Verweiblichung der Medizin

Zunehmende Verweiblichung der Medizin

 

„Feminisierung“ der medizinischen Versorgungslandschaft – immer wieder wird in gesundheitspolitischen Diskussionen der steigende Anteil weiblicher Kolleginnen als einer der Faktoren für Versorgungsengpässe genannt. Ärztinnen seien weniger zu Überstunden oder überhaupt Vollzeitstellen bereit; sie bevorzugten Teilzeitanstellungen, am liebsten ohne Führungsverantwortung – heißt es.

Die Zahlen sprechen erst mal für sich – 2018 wurden deutschlandweit 1556 Anerkennungen im Facharztbereich Allgemeinmedizin ausgesprochen, davon 1027 an weibliche Kandidatinnen. Im Bezirk Koblenz wurden im selben Zeitraum 30 Anerkennungen in der Allgemeinmedizin ausgesprochen, 20 davon waren für Ärztinnen. 39% aller in der Allgemeinmedizin Beschäftigten sind Hausärztinnen. Dabei sind mit 26% Ärztinnen fast doppelt so viel in Teilzeitanstellung wie ihre männlichen Kollegen.

Bei näherer Betrachtung jedoch ist auch die männliche Ärzteschaft nicht mehr bereit, sich der ungebremsten Selbstausbeutung, die frühere Generationen geprägt hat, auszuliefern. Zunehmend rückt die Bedeutung der „Work-Life-Balance“ in den Vordergrund – wie überhaupt verbreitet bei den jüngeren Jahrgängen in allen Berufssparten.

Nicht vergessen sollte man auch die Rolle der Angehörigen im früheren Arzt-Haushalt. Wie oft unterstützten Familienangehörige, v. a. die Arztgattinnen, ihre auf Hausbesuch befindlichen Männer als Telefon-Hintergrund, als Buchhalterinnen oder Praxis-Managerinnen. Diese häufig nicht entlohnte und noch häufiger nicht wahrgenommene Unterstützung wäre heute nur in einer hochdotierten Anstellung darstellbar.

Nach einer im Mai 2019 für die apobank durchgeführten Studie „Kittel und Kind“ können sich nur etwa ein Viertel der Befragten (gender-unabhängig) eine Oberarzt- oder Chefarztstelle als familienfreundlich vorstellen, als Assistenzarzt im stationären Bereich ebenfalls nur zu weniger als einem Drittel.

Hier schneiden übrigens sämtliche ambulante Varianten, z. B. BAG (Berufsausübungsgemeinschaft) oder MVZ (Medizinisches Versorgungszentrum), mit über 80 Prozent Befürwortung der Befragten deutlich positiver ab.

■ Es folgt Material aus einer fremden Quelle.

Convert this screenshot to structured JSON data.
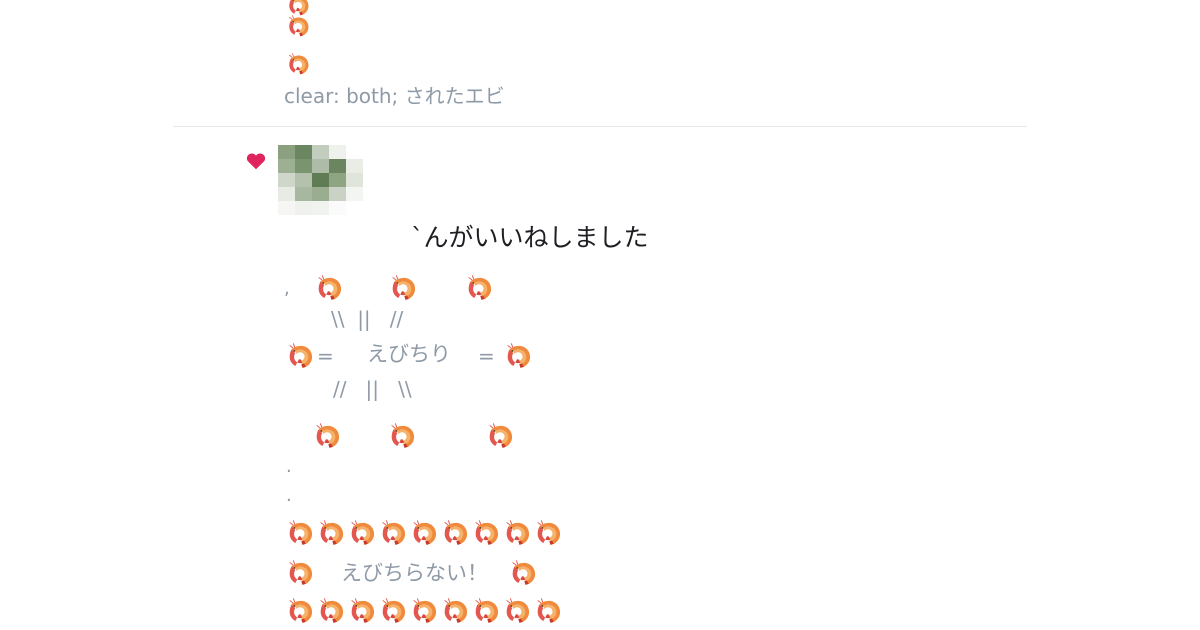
{
  "colors": {
    "text_muted": "#8f9aa7",
    "text_main": "#1d1f23",
    "heart": "#e0245e",
    "separator": "#e6e8ec"
  },
  "top_post": {
    "caption": "clear: both; されたエビ"
  },
  "notification": {
    "heart_icon": "heart-icon",
    "message": "ˋんがいいねしました",
    "art": {
      "art_row_comma": ",",
      "art_row_lines_top": "\\\\  ||   //",
      "art_row_eq_left": "=",
      "art_row_center_text": "えびちり",
      "art_row_eq_right": "=",
      "art_row_lines_bottom": "//   ||   \\\\",
      "dot_1": ".",
      "dot_2": ".",
      "banner_text": "えびちらない！"
    }
  }
}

Damit sind für die Suche zukünftiger Beschäftigungsverhältnisse die sogenannten „soft skills“ bzw. Faktoren des sozialen Umfeldes häufig entscheidender als das tatsächliche Gehalt oder der Aufstieg in einer Karriere-Hierarchie. Und genau hier liegen auch die Chancen für interessierte Arbeitgeber/Innen; schaffen sie es, diese „soft skills“ mindestens teilweise im angebotenen Arbeitsverhältnis zu verwirklichen bzw. anzubieten, werden sich mehr potenzielle Kandidat/Innen finden.